Uma problematização da patologização das mulheres jovens nas redes sociais
ana clara soares gomes da cunha
elisa soane lomônaco
maria luisa guarato pinho
ketlin kroetz - orientador(a)
Contato: ketlin.kroetz@acad.pucrs.br
Escola Estadual Professora Juvenil F. dos Santos Santos
Resumo. A pesquisa, realizada por uma aluna e duas ex-alunas do Colégio de Aplicação da Universidade Federal de Uberlândia - Cap/UFU, em parceria com o Grupo de Estudos, Pesquisas e Inovações Tecnológicas (GEPIT), tem como objetivo principal problematizar os discursos sobre a patologização das mulheres jovens nas redes sociais. Consideramos que a tendência em patologizar comportamentos revela uma dificuldade coletiva de lidar com a complexidade do mundo digital, uma vez que as redes sociais potencializam sentimentos como vaidade, insegurança, desejo de conexão e expressão, mas nem sempre isso implica em doença. É importante diferenciar, portanto, sofrimento psíquico de variações normais da experiência humana em tempos neoliberais. A pesquisa é qualitativa com natureza predominantemente exploratória, e se utiliza da etnografia digital como prática metodológica para problematizar, por meio de interações sociais e engajamento coletivo em redes sociais, os discursos sobre patologização de mulheres jovens na atualidade.
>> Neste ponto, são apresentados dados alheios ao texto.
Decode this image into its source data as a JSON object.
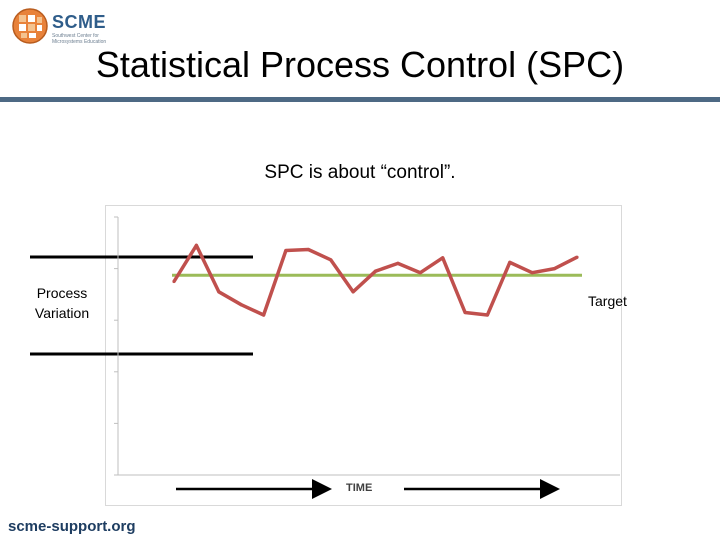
{
  "logo": {
    "name": "SCME",
    "tagline": "Southwest Center for Microsystems Education",
    "icon": "globe-icon"
  },
  "slide": {
    "title": "Statistical Process Control (SPC)",
    "subtitle": "SPC is about “control”.",
    "footer": "scme-support.org"
  },
  "annotations": {
    "process_variation_line1": "Process",
    "process_variation_line2": "Variation",
    "target": "Target"
  },
  "colors": {
    "series": "#c0504d",
    "target": "#9bbb59",
    "rule": "#4d6984",
    "footer": "#1e3d61"
  },
  "chart_data": {
    "type": "line",
    "title": "",
    "xlabel": "TIME",
    "ylabel": "",
    "ylim": [
      0,
      5
    ],
    "yticks_count": 6,
    "grid": false,
    "series": [
      {
        "values": [
          3.75,
          4.45,
          3.55,
          3.3,
          3.1,
          4.35,
          4.37,
          4.17,
          3.55,
          3.95,
          4.1,
          3.92,
          4.21,
          3.15,
          3.1,
          4.12,
          3.92,
          4.0,
          4.22
        ]
      }
    ],
    "target_value": 3.87
  }
}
Os dados serão coletados nas redes sociais Instagram, Tik Tok e Twitter durante os meses de agosto e setembro. Os registros serão “printados” e organizados em nosso diário de campo, preservando a identidade do público que está sendo observado e transformando um volume complexo e heterogêneo de dados (posts, imagens, vídeos, comentários, curtidas) em categorias interpretativas capazes de responder ao problema de pesquisa. Os materiais utilizados serão os celulares das próprias pesquisadoras. Um dos resultados esperados consiste em desnaturalizar o discurso médico-psicológico que rotula como "doentes" certos comportamentos que fazem parte das formas de expressão e construção de identidade das mulheres jovens na contemporaneidade. Ao problematizar como o sofrimento psíquico é tratado nas redes sociais, o projeto pode contribuir para uma discussão mais ética e crítica sobre saúde mental, gênero e juventude feminina.
Palavras-chave: patologização; Redes Sociais; Mulheres jovens.